Johnson’s publication was recently featured on NPR’s All Things Considered. This summer, n+ magazine,a publication of literature, culture and politics, will include a long essay with sections from the book.
Jackson’s research led him to the house of distant relations. He then became absorbed by the search for his ancestors and aware of how few generations an African American needs to map back in order to arrive at slavery, “a door of no return.” Jackson delved into libraries, census records, and courthouse registries and traced his family to his grandfather’s grandfather, a man who was born or sold into slavery but who, when Federal troops abandoned the South in 1877, was able to buy 40 acres of land.
Jackson’s book vividly reconstructs moments in the lives of his father’s grandfather, Edward Jackson, and great-grandfather, Granville Hundley, and gives life to revealing narratives of Pittsylvania County, recalling both the horror of slavery and the later struggles of postbellum freedom. The story told is one of haunting familiarity to many Americans, who may question whether the promises of emancipation have ever truly been fulfilled.

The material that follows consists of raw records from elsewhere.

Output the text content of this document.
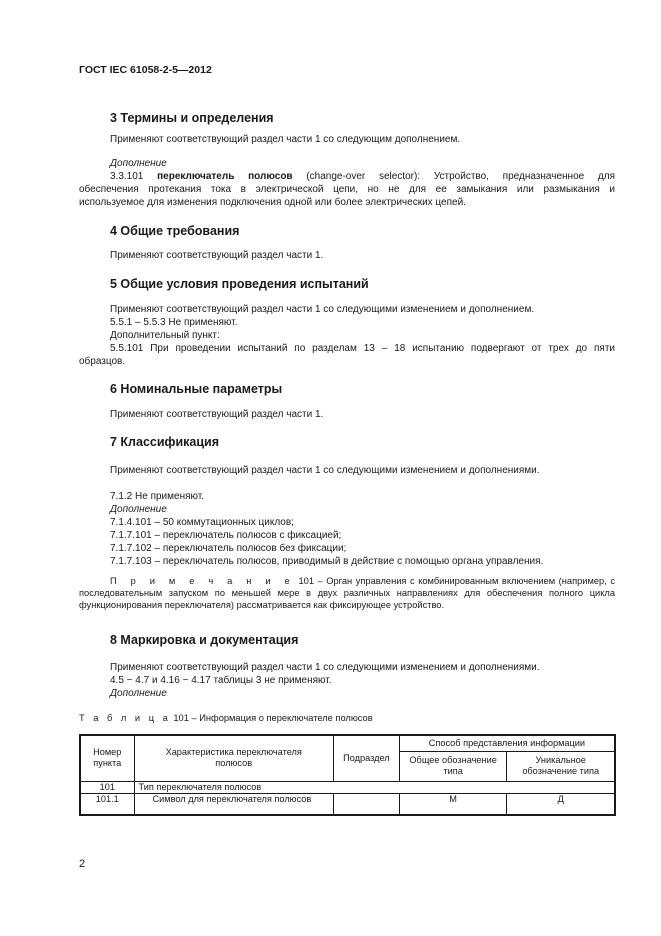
ГОСТ IEC 61058-2-5—2012
3 Термины и определения
Применяют соответствующий раздел части 1 со следующим дополнением.
Дополнение
3.3.101 переключатель полюсов (change-over selector): Устройство, предназначенное для
обеспечения протекания тока в электрической цепи, но не для ее замыкания или размыкания и
используемое для изменения подключения одной или более электрических цепей.
4 Общие требования
Применяют соответствующий раздел части 1.
5 Общие условия проведения испытаний
Применяют соответствующий раздел части 1 со следующими изменением и дополнением.
5.5.1 – 5.5.3 Не применяют.
Дополнительный пункт:
5.5.101 При проведении испытаний по разделам 13 – 18 испытанию подвергают от трех до пяти
образцов.
6 Номинальные параметры
Применяют соответствующий раздел части 1.
7 Классификация
Применяют соответствующий раздел части 1 со следующими изменением и дополнениями.
7.1.2 Не применяют.
Дополнение
7.1.4.101 – 50 коммутационных циклов;
7.1.7.101 – переключатель полюсов с фиксацией;
7.1.7.102 – переключатель полюсов без фиксации;
7.1.7.103 – переключатель полюсов, приводимый в действие с помощью органа управления.
П р и м е ч а н и е 101 – Орган управления с комбинированным включением (например, с
последовательным запуском по меньшей мере в двух различных направлениях для обеспечения полного цикла
функционирования переключателя) рассматривается как фиксирующее устройство.
8 Маркировка и документация
Применяют соответствующий раздел части 1 со следующими изменением и дополнениями.
4.5 − 4.7 и 4.16 − 4.17 таблицы 3 не применяют.
Дополнение
Т а б л и ц а 101 – Информация о переключателе полюсов
Номер пункта	Характеристика переключателя полюсов	Подраздел	Способ представления информации	
			Общее обозначение типа	Уникальное обозначение типа
101	Тип переключателя полюсов			
101.1	Символ для переключателя полюсов		М	Д
2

Jackson is a professor of English and African-American studies at Emory University, where he specializes in African-American literature and literary history. His previous book, The Indignant Generation: A Narrative History of African American Writers and Critics, 1934–1960 (Princeton University Press), won the Modern Language Association’s William Sanders Scarborough Award for black literature in 2011. He is currently writing a full-length biography of the African-American writer Chester Himes.